Son beş altı yılda türk sinemasında bir atılım hakim, ya da daha doğru bir şekilde atılımın hakim olduğu söylenmekte. Evet yılda elliden fazla sayıda çekilen filmle türk sineması 70lerden beri ilk kez bu kadar yoğun film yapma enflasyonu görmekte. Gerçi yapılan filmlerin çoğunluğu kaliite olarak ne eleştirmenleri ne de sinema seyircisini pek tatmin etmiyor. İşin aslı bu filmlerin çoğu tüketim toplumuna hizmet etmekte. Gerçi arada dikkat çeken, önemli festivallerden ödüller alıp uluslararası başarı yakalayan ve kalıcı filmlerde az da olsa çıkmakta.

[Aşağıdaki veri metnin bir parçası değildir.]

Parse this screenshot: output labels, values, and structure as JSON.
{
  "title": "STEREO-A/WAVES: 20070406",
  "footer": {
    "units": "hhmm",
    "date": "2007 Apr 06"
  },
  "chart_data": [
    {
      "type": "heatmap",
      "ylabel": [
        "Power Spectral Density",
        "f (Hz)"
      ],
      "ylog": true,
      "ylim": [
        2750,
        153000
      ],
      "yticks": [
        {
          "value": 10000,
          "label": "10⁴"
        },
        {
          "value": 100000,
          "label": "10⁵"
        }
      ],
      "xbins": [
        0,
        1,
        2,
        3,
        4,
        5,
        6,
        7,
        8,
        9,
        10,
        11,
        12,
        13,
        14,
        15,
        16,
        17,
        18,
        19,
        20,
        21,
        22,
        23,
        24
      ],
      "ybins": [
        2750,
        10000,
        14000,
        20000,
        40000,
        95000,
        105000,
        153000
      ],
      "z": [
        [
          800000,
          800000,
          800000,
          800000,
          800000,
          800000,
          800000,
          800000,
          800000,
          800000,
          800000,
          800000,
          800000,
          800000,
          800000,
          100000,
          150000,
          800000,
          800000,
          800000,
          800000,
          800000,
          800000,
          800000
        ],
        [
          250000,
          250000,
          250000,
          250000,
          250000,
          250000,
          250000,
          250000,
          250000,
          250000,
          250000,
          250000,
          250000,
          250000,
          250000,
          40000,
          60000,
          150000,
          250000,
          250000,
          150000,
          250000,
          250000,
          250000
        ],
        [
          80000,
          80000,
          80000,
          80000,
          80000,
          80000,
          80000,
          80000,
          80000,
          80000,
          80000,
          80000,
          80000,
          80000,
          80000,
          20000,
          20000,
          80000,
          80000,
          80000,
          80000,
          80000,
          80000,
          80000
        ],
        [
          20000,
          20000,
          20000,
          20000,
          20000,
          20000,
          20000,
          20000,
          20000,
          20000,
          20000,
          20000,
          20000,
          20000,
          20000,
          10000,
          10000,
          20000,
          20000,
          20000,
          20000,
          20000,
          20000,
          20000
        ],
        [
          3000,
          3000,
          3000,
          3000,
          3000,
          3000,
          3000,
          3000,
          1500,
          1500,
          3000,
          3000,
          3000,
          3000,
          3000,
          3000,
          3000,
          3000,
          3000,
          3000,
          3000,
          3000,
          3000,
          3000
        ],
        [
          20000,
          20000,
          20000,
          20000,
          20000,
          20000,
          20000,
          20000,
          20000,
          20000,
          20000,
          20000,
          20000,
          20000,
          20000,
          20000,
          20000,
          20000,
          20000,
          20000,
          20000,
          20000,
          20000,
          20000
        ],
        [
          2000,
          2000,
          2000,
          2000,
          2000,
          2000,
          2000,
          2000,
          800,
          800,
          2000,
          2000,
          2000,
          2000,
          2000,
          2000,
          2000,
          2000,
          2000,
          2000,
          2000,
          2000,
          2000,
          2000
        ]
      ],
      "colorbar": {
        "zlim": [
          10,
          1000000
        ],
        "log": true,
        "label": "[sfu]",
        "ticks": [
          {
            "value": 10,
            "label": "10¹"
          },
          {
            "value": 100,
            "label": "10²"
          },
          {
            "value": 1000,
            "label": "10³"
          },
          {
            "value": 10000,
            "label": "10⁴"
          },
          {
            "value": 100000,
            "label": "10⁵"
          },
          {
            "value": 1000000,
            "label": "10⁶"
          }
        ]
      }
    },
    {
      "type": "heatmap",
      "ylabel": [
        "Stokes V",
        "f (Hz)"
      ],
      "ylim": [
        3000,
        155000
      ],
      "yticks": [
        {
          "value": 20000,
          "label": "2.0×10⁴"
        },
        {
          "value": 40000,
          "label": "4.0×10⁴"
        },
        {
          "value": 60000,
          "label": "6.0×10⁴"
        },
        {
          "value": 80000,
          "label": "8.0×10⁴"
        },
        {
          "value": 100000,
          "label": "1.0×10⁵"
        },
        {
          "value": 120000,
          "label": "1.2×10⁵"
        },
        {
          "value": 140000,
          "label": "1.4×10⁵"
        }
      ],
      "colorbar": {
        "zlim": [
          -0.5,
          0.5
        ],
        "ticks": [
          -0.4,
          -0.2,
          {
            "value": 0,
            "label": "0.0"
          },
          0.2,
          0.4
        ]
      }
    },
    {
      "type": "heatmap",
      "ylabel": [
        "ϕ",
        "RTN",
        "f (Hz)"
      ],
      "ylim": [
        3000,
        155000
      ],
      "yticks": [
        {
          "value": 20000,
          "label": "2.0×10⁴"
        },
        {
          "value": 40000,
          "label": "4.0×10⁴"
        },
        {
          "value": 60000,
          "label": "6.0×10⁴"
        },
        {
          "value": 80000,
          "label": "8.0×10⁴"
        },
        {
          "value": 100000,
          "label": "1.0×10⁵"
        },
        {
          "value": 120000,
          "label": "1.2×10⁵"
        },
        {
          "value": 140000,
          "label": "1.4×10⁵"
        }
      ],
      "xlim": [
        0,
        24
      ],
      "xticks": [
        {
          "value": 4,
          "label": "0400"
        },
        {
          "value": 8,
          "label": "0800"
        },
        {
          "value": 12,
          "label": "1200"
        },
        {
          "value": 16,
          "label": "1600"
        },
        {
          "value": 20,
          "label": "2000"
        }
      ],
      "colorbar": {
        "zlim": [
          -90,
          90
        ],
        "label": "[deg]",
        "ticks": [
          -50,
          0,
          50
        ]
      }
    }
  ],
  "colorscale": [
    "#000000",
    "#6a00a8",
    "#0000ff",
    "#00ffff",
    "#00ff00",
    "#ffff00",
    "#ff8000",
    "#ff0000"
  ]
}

Tabii bu durumda bazı yeni yönetmenler de bir hayli dikkat çekiyor ve kendi seyircisini oluşturmaktan geri kalmıyor. İşte bu sinemacılardan biri var ki gerek yeteneği, gerek işini bilmesi, gerekse yaptığı filmlerin akılda kalıcılığı ve estetiği ile son iki üç yıl içinde bir hayli öne çıktı. Bu isim Reha Erdem.

Aslında Reha Erdem bugünkü sinema piyasasındaki en eski isimlerden biri olsa da, gerek kendisinin 21 yıllık sinemacılık kariyerinde sadece altı film olması, gerekse eleştirmenlerden ve medyadan fazla ilgi görmemesi ile ancak adı son iki üç yıldır tam olarak tellafuz edilmekte. Bu satırların yazarı da bir o kadar sinema meraklısı olmasına rağmen Reha Erdem sineması ile bir çokları gibi tesadüfen 2005 yılında tanıştı. Belki uzun yıllar yurtdışında yaşamasından dolayı türk sinemasından uzak kalmasından, belki de Reha Erdem’i fazla duymamasından. İşte bu yazı da Reha Erdem’in uzun süreli kısa sinema hikayesine bir bakış atma iddiasında.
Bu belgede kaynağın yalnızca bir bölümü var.